The latest data shows an increase to 2.98% for a 30-year fixed-rate mortgage offer. According to the Mortgage Bankers Association, the demand for mortgages fell, with total application volume decreasing by 5.1% the same week.
Joel Kan, MBA’s associate vice president of economic and industry forecasting, stated that the rates had been climbing ever since hitting the survey’s lowest point in December last year.
Last week, the rates reached their highest level since November 2020, according to MBA’s weekly survey, which the organization started more than 30 years ago.
When comparing these figures to the ones from last year, the rates are still 0.79% lower than in February 2020. Mortgage refinancing experienced a 5% drop in the past week but is 51% higher than it was the year before.
Mortgage applications to purchase a home fell 6% in the past week, following the trend over the past six weeks. Yearly, it is still 17% higher than the total mortgage applications for purchasing a home the previous year.
However, while the spike heavily influences refinancing mortgage rates, the overall surge in mortgage interest is attributed to a record low inventory of homes available. The total number of homes available for sale is lower by nearly 43% compared to the year before. The most significant shortage is in the availability of lower-end homes, impacted heavily by the seller’s overall unwillingness to go through the trouble of putting their home on the market due to the coronavirus pandemic.

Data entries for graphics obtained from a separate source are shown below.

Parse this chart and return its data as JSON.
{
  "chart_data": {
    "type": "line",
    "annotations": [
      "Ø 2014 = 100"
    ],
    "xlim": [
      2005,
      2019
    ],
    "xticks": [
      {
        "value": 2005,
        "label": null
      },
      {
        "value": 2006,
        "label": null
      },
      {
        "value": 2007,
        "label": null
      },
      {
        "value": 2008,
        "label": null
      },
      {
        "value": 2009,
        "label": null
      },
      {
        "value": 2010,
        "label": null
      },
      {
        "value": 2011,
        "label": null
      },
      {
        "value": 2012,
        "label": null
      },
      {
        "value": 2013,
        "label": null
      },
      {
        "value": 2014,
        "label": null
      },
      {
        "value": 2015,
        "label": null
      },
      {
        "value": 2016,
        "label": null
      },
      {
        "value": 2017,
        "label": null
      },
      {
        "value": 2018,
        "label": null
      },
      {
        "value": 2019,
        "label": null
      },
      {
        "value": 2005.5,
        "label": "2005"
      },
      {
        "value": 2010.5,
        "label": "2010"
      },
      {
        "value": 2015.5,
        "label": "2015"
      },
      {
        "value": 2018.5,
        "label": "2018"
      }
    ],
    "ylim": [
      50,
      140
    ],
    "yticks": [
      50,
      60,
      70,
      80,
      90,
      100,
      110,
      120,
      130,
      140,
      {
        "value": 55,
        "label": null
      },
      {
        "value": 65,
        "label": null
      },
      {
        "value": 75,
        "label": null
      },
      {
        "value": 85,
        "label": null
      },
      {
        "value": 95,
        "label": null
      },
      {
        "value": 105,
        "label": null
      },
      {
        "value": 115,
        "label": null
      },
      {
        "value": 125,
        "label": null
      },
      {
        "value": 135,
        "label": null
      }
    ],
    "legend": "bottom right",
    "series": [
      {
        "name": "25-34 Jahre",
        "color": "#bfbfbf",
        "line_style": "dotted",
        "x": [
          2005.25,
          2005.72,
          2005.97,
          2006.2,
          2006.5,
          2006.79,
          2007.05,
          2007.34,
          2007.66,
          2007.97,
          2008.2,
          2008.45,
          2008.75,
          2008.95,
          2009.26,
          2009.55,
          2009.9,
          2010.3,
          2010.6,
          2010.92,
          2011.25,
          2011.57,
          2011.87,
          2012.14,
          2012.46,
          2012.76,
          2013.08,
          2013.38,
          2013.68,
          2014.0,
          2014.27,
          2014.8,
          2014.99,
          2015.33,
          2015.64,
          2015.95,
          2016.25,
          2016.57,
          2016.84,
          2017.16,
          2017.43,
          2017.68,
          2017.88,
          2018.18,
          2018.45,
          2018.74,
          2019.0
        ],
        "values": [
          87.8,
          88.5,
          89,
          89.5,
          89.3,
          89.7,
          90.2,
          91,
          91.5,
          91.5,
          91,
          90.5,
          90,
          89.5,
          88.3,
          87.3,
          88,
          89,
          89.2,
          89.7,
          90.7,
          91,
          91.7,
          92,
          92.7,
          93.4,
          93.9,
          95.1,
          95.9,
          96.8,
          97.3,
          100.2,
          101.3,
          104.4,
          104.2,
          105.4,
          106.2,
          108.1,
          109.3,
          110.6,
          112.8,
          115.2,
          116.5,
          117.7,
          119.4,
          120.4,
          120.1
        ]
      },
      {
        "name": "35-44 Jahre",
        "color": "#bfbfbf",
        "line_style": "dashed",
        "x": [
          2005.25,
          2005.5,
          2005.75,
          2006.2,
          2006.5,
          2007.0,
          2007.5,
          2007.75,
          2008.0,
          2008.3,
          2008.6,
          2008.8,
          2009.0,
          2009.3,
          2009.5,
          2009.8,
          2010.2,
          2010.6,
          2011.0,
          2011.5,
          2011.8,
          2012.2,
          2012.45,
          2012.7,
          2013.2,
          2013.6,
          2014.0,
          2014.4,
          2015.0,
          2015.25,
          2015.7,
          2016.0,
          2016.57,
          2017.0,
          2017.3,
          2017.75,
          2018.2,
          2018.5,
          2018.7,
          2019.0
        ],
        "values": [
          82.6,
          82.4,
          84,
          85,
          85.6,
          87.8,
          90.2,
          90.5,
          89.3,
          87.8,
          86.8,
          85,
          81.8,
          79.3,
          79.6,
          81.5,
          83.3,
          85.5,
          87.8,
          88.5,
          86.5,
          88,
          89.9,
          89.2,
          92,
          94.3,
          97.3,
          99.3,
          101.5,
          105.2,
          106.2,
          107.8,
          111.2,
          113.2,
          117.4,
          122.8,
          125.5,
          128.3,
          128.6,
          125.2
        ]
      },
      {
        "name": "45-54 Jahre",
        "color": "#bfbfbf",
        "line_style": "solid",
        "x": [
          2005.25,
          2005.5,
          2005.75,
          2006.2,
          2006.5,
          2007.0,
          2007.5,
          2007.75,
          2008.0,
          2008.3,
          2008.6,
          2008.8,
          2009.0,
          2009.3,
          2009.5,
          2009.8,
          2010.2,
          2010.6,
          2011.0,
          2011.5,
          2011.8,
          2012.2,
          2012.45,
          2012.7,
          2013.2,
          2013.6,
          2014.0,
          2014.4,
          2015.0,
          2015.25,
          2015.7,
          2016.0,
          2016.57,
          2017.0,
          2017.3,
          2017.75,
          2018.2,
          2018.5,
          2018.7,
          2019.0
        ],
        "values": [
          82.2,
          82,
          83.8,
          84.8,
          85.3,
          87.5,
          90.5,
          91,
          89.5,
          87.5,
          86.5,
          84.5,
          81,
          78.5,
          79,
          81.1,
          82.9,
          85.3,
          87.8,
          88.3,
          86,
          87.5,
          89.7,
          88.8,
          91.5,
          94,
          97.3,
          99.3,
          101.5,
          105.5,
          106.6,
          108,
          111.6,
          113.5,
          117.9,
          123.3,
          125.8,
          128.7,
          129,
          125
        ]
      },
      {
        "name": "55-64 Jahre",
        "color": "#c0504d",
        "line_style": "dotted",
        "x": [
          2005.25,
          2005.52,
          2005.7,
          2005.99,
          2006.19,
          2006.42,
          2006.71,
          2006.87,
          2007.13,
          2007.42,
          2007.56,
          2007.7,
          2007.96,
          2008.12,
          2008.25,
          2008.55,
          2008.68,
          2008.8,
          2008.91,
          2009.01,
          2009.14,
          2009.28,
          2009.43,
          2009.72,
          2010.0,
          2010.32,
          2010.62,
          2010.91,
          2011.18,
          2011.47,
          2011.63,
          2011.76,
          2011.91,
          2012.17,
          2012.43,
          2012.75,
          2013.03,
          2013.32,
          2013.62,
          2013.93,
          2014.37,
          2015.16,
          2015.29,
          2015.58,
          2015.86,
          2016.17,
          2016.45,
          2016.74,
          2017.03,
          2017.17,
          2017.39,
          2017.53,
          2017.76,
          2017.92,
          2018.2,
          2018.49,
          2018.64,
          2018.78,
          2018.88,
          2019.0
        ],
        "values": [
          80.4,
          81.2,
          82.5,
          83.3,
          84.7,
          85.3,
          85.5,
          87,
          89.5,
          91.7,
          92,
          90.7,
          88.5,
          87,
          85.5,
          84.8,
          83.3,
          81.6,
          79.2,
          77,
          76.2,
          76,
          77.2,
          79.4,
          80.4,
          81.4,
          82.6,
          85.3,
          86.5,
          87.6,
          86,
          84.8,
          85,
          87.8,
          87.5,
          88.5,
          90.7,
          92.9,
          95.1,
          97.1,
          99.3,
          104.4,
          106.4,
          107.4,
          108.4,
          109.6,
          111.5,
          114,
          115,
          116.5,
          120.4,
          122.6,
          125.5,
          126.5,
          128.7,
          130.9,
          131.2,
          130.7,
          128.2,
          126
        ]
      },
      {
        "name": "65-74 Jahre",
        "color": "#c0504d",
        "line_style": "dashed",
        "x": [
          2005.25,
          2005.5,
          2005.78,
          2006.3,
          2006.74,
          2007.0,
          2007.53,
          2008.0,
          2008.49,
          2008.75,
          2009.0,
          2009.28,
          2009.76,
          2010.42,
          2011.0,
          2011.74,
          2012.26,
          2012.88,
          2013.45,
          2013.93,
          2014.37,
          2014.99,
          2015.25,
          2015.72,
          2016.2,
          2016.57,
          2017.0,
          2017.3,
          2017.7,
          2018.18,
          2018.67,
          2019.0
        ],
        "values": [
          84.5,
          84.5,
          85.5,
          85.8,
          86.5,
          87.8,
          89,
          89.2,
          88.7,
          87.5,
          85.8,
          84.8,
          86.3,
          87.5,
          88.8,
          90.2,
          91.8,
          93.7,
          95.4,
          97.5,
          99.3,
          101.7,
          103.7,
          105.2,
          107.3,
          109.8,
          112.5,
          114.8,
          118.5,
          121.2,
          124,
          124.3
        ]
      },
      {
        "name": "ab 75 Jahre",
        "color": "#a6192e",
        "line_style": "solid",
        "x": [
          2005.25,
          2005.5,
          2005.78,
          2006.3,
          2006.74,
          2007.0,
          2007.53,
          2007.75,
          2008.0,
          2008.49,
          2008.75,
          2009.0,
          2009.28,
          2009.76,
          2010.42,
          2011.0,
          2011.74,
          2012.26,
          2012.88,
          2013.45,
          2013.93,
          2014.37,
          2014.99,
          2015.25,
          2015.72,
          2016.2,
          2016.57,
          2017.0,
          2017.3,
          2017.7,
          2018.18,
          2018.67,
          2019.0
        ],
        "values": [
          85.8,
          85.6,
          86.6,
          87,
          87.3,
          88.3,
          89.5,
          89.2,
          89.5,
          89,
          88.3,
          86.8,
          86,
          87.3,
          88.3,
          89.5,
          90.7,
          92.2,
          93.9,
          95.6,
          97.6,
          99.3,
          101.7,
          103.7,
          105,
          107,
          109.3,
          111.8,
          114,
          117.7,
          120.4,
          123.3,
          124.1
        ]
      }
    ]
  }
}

As such, homes available on the market are not only scarce but also cost more. The average loan size for purchasing a home hit $412,200, another survey high. This is the result of both the inaccessibility of lower-end homes and a shift in the way people buy houses. A new survey by the National Association of Home Builders suggests that over 40% of buyers were outbid for their desired property.
Joel Kan also stated that “purchase applications cooled the first week of February, but homebuyers are still very active.” In other words, despite the rising rates, homes are now sold ten days faster on average.